O presidente Luiz Inácio Lula da Silva comparecerá hoje à homenagem ao general Bacellar na Base Aérea de Brasília, antes de o corpo do militar ser embarcado para o Rio de Janeiro, onde será entregue à família e enterrado. Lula pediu para ser informado sobre qualquer novidade em relação ao caso.
Ontem, o vice-presidente e ministro da Defesa, José Alencar, tentou amenizar o mal-estar criado entre o Exército e o Itamaraty, que se antecipou e anunciou o general Elito Siqueira para ser o novo comandante das forças de paz, alegando que outro nome ainda será apresentado à Organização da Nações Unidas (ONU), a quem cabe decidir.
O encaminhamento de dois nomes à ONU é praxe e assim foi feito na vez anterior, quando Bacellar foi escolhido, mas o nome que o Brasil quer no Haiti é o do general Elito que, inclusive está embarcando junto com o general Francisco Albuquerque, neste fim de semana, para Nova York, a fim de ser apresentado e conversar com as autoridades das Nações Unidas.
O corpo do comandante da força de paz da ONU no Haiti, general Urano Teixeira da Matta Bacellar será submetido a necropsia hoje cedo no Instituto Médico Legal (IML) da Polícia Civil de Brasília, antes de seguir para sepultamento no Rio de Janeiro.
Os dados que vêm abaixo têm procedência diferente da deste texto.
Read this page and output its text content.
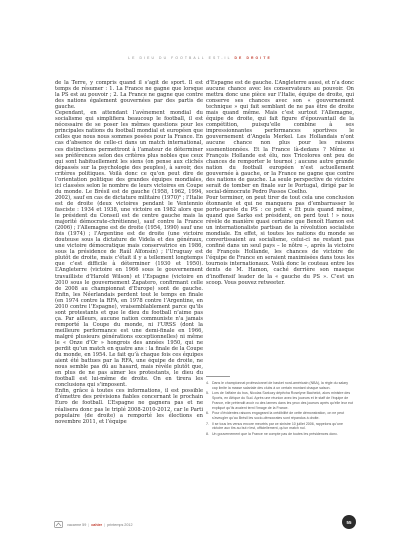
LE DIEU DU FOOTBALL EST-IL DE DROITE

de la Terre, y compris quand il s’agit de sport. Il est temps de résumer : 1. La France ne gagne que lorsque la PS est au pouvoir ; 2. La France ne gagne que contre des nations également gouvernées par des partis de gauche.

Cependant, en attendant l’avènement mondial du socialisme qui simplifiera beaucoup le football, il est nécessaire de se poser les mêmes questions pour les principales nations du football mondial et européen que celles que nous nous sommes posées pour la France. En cas d’absence de celle-ci dans un match international, ces distinctions permettront à l’amateur de déterminer ses préférences selon des critères plus nobles que ceux qui sont habituellement les siens (on pense aux clichés dépassés sur la psychologie des peuples), à savoir, des critères politiques. Voilà donc ce qu’on peut dire de l’orientation politique des grandes équipes mondiales, ici classées selon le nombre de leurs victoires en Coupe du monde. Le Brésil est de gauche (1958, 1962, 1994, 2002), sauf en cas de dictature militaire (1970)⁵ ; l’Italie est de droite (deux victoires pendant le Ventennio fasciste : 1934 et 1938, une victoire en 1982 alors que le président du Conseil est de centre gauche mais la majorité démocrate-chrétienne), sauf contre la France (2006) ; l’Allemagne est de droite (1954, 1990) sauf une fois (1974) ; l’Argentine est de droite (une victoire douteuse sous la dictature de Videla et des généraux, une victoire démocratique mais conservatrice en 1986, sous la présidence de Raúl Alfonsín) ; l’Uruguay est plutôt de droite, mais c’était il y a tellement longtemps que c’est difficile à déterminer (1930 et 1950). L’Angleterre (victoire en 1966 sous le gouvernement travailliste d’Harold Wilson) et l’Espagne (victoire en 2010 sous le gouvernement Zapatero, confirmant celle de 2008 au championnat d’Europe) sont de gauche. Enfin, les Néerlandais perdent tout le temps en finale (en 1974 contre la RFA, en 1978 contre l’Argentine, en 2010 contre l’Espagne), vraisemblablement parce qu’ils sont protestants et que le dieu du football n’aime pas ça. Par ailleurs, aucune nation communiste n’a jamais remporté la Coupe du monde, ni l’URSS (dont la meilleure performance est une demi-finale en 1966, malgré plusieurs générations exceptionnelles) ni même le « Onze d’Or » hongrois des années 1950, qui ne perdit qu’un match en quatre ans : la finale de la Coupe du monde, en 1954. Le fait qu’à chaque fois ces équipes aient été battues par la RFA, une équipe de droite, ne nous semble pas dû au hasard, mais révèle plutôt que, en plus de ne pas aimer les protestants, le dieu du football est lui-même de droite. On en tirera les conclusions qui s’imposent.

Enfin, grâce à toutes ces informations, il est possible d’émettre des prévisions fiables concernant le prochain Euro de football. L’Espagne ne gagnera pas et ne réalisera donc pas le triplé 2008-2010-2012, car le Parti populaire (de droite) a remporté les élections en novembre 2011, et l’équipe

d’Espagne est de gauche. L’Angleterre aussi, et n’a donc aucune chance avec les conservateurs au pouvoir. On mettra donc une pièce sur l’Italie, équipe de droite, qui conserve ses chances avec son « gouvernement technique » qui fait semblant de ne pas être de droite mais quand même. Mais c’est surtout l’Allemagne, équipe de droite, qui fait figure d’épouvantail de la compétition, puisqu’elle combine à ses impressionnantes performances sportives le gouvernement d’Angela Merkel. Les Hollandais n’ont aucune chance non plus pour les raisons susmentionnées. Et la France là-dedans ? Même si François Hollande est élu, nos Tricolores ont peu de chances de remporter le tournoi ; aucune autre grande nation du football européen n’est actuellement gouvernée à gauche, or la France ne gagne que contre des nations de gauche. La seule perspective de victoire serait de tomber en finale sur le Portugal, dirigé par le social-démocrate Pedro Passos Coelho.

Pour terminer, on peut tirer de tout cela une conclusion étonnante et qui ne manquera pas d’embarrasser le porte-parole du PS : ce petit « Et puis quand même, quand que Sarko est président, on perd tout ! » nous révèle de manière quasi certaine que Benoît Hamon est un internationaliste partisan de la révolution socialiste mondiale. En effet, si toutes les nations du monde se convertissaient au socialisme, celui-ci ne restant pas confiné dans un seul pays – le nôtre –, après la victoire de François Hollande, les chances de victoire de l’équipe de France en seraient maximisées dans tous les tournois internationaux. Voilà donc le couteau entre les dents de M. Hamon, caché derrière son masque d’inoffensif leader de la « gauche du PS ». C’est un scoop. Vous pouvez retweeter.

4. Dans le championnat professionnel de basket nord-américain (NBA), la règle du salary cap limite la masse salariale des clubs à un certain montant chaque saison.
5. Lors de l’affaire du bus, Nicolas Sarkozy dépêcha Roselyne Bachelot, alors ministre des Sports, en Afrique du Sud. Après une réunion avec les joueurs et le staff de l’équipe de France, elle prétendit avoir vu des larmes dans les yeux des joueurs après qu’elle leur eut expliqué qu’ils avaient terni l’image de la France.
6. Pour d’évidentes raisons engageant la crédibilité de cette démonstration, on ne peut s’aveugler qu’au Brésil les socio-démocrates sont répandus à droite.
7. Il se tous les venus encore meurtris par ce sinistre 10 juillet 2006, rappelons qu’une victoire aux tirs au but n’est, officiellement, qu’un match nul.
8. Un gouvernement que la France ne compte pas de toutes les présidences donc.
vacarme 59 | cahier | printemps 2012	55
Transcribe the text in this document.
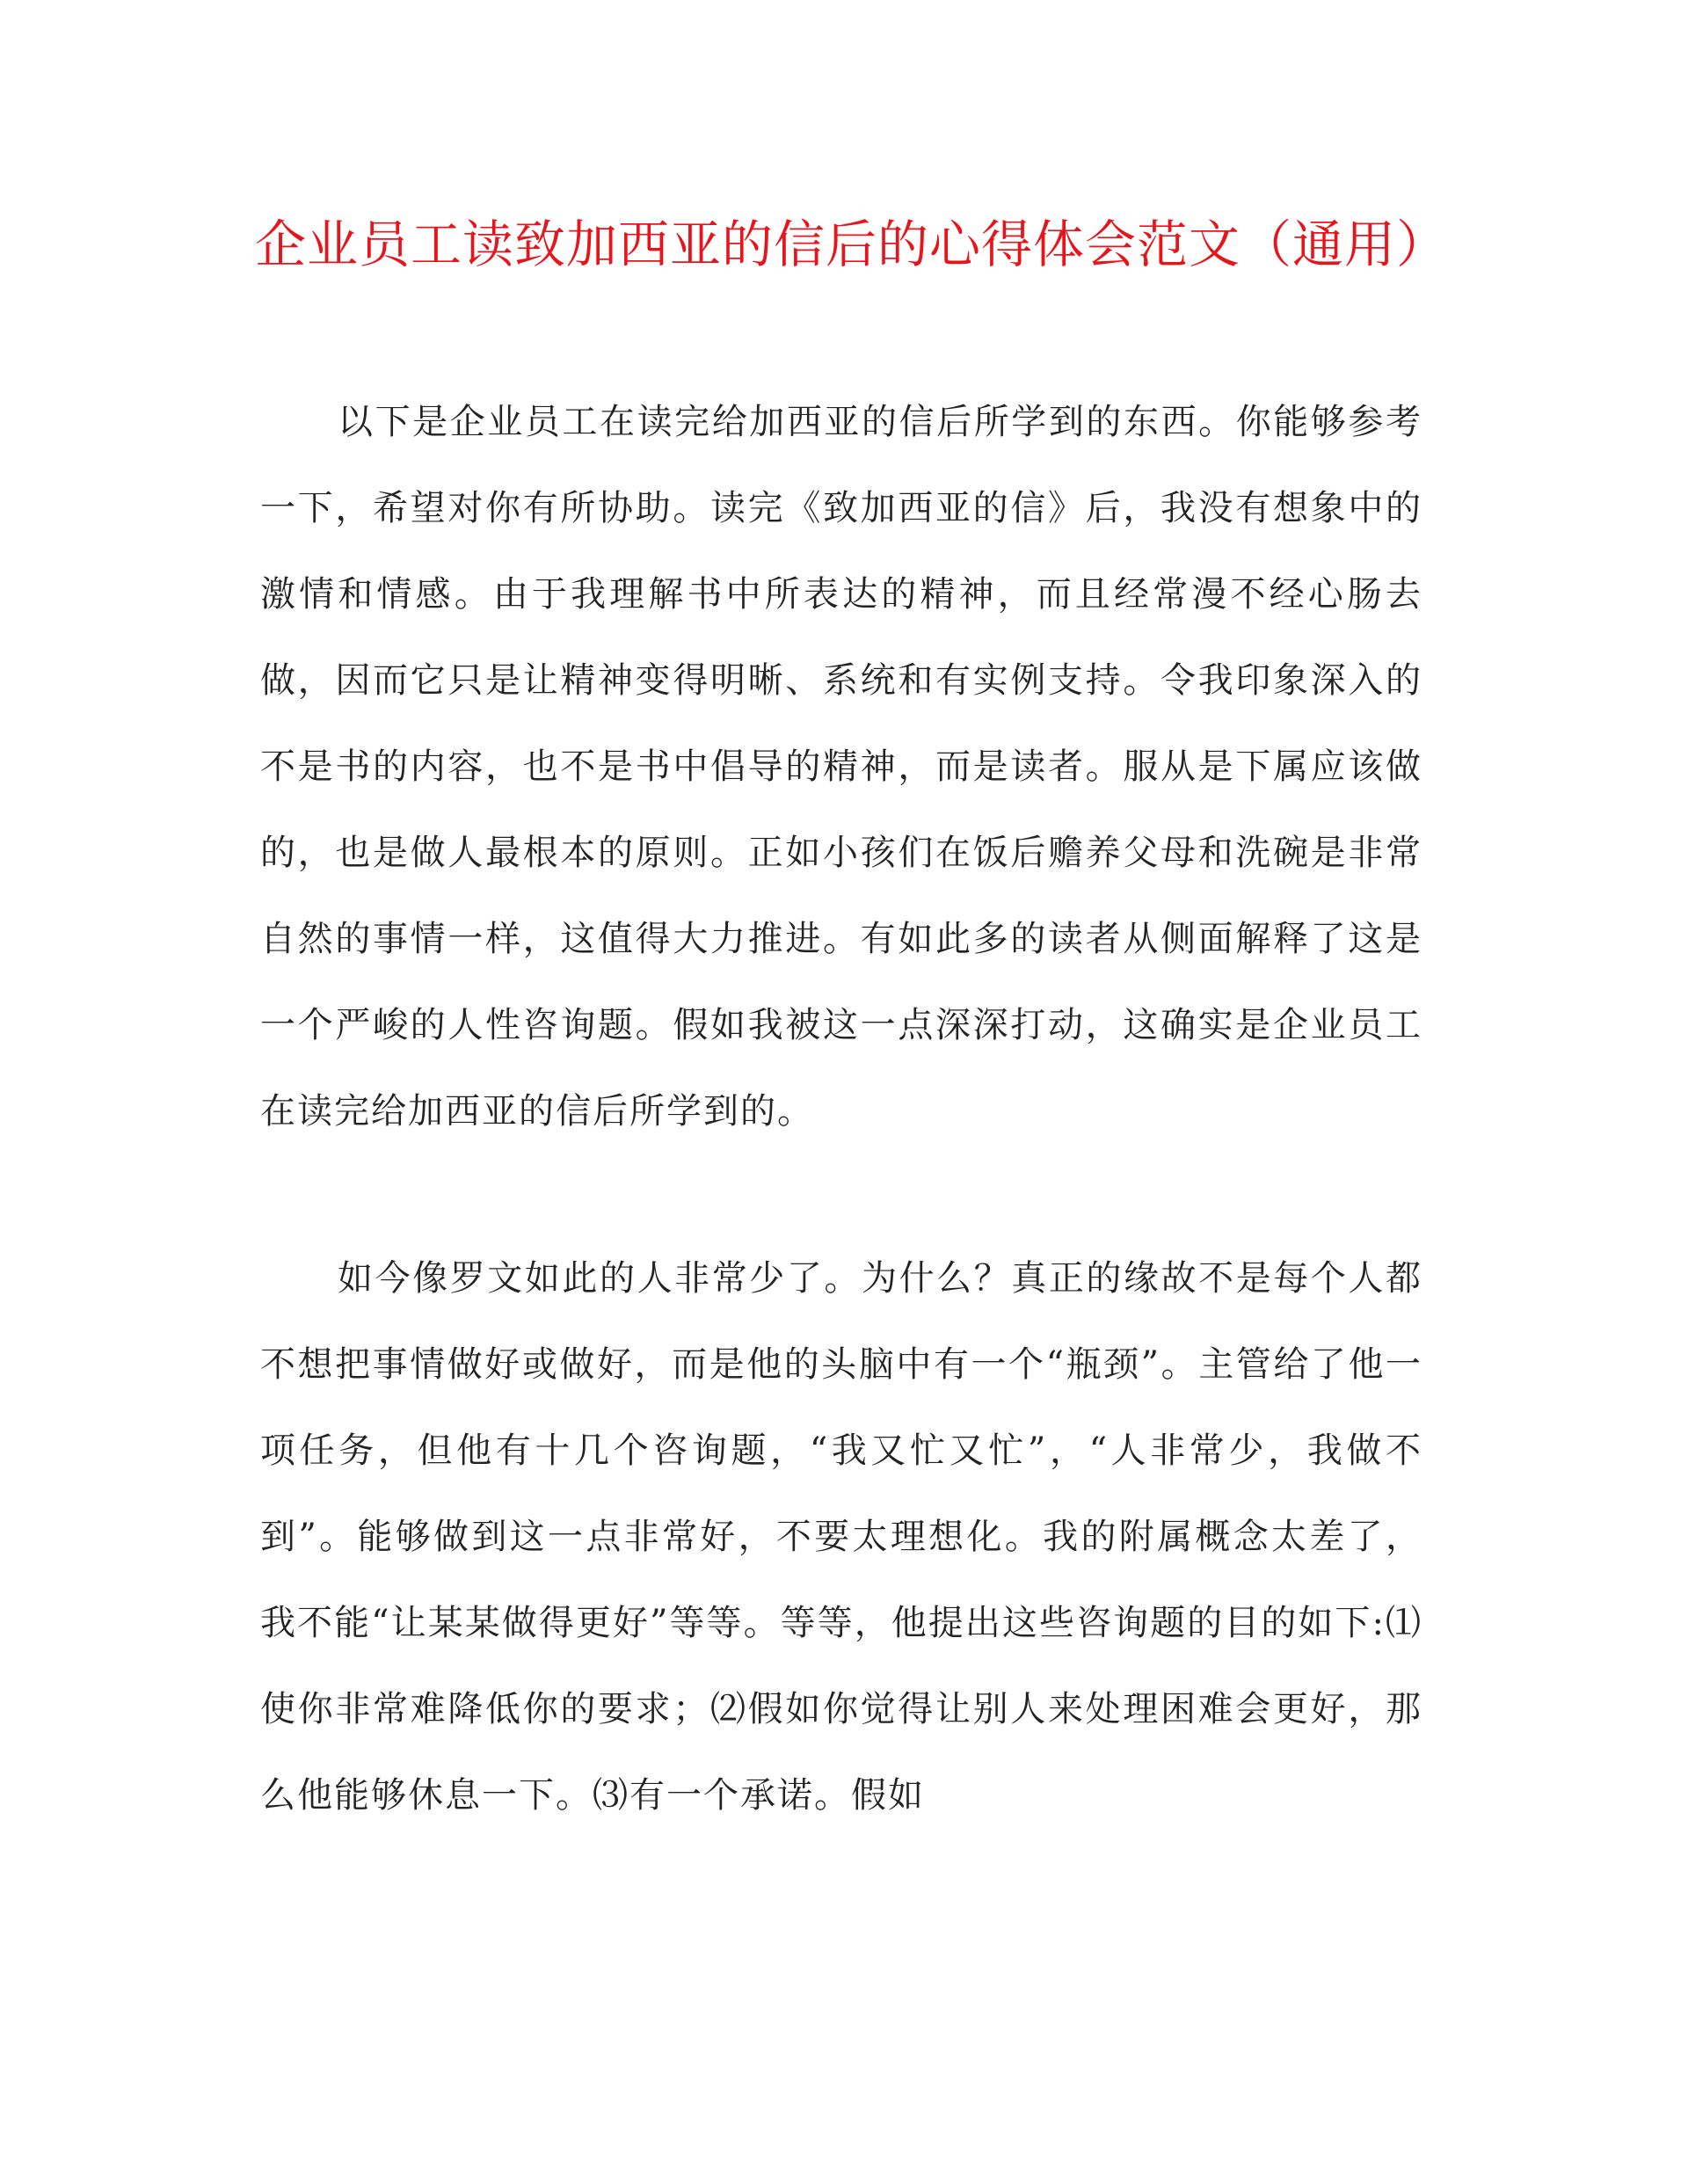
企业员工读致加西亚的信后的心得体会范文（通用）

以下是企业员工在读完给加西亚的信后所学到的东西。你能够参考一下，希望对你有所协助。读完《致加西亚的信》后，我没有想象中的激情和情感。由于我理解书中所表达的精神，而且经常漫不经心肠去做，因而它只是让精神变得明晰、系统和有实例支持。令我印象深入的不是书的内容，也不是书中倡导的精神，而是读者。服从是下属应该做的，也是做人最根本的原则。正如小孩们在饭后赡养父母和洗碗是非常自然的事情一样，这值得大力推进。有如此多的读者从侧面解释了这是一个严峻的人性咨询题。假如我被这一点深深打动，这确实是企业员工在读完给加西亚的信后所学到的。

如今像罗文如此的人非常少了。为什么？真正的缘故不是每个人都不想把事情做好或做好，而是他的头脑中有一个“瓶颈”。主管给了他一项任务，但他有十几个咨询题，“我又忙又忙”，“人非常少，我做不到”。能够做到这一点非常好，不要太理想化。我的附属概念太差了，我不能“让某某做得更好”等等。等等，他提出这些咨询题的目的如下:⑴使你非常难降低你的要求；⑵假如你觉得让别人来处理困难会更好，那么他能够休息一下。⑶有一个承诺。假如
Serão realizados exames complementares para definir a causa da morte do militar. A principal suspeita, conforme os relatórios internacionais enviados ao Brasil, é de suicídio.
Hoje à tarde, será divulgado o laudo preliminar da necropsia pelo legista responsável, Malthus Fonseca Galvão. O laudo definitivo só estará pronto em uma semana e será anexado aos autos da investigação internacional que determinará a causa da morte do militar brasileiro.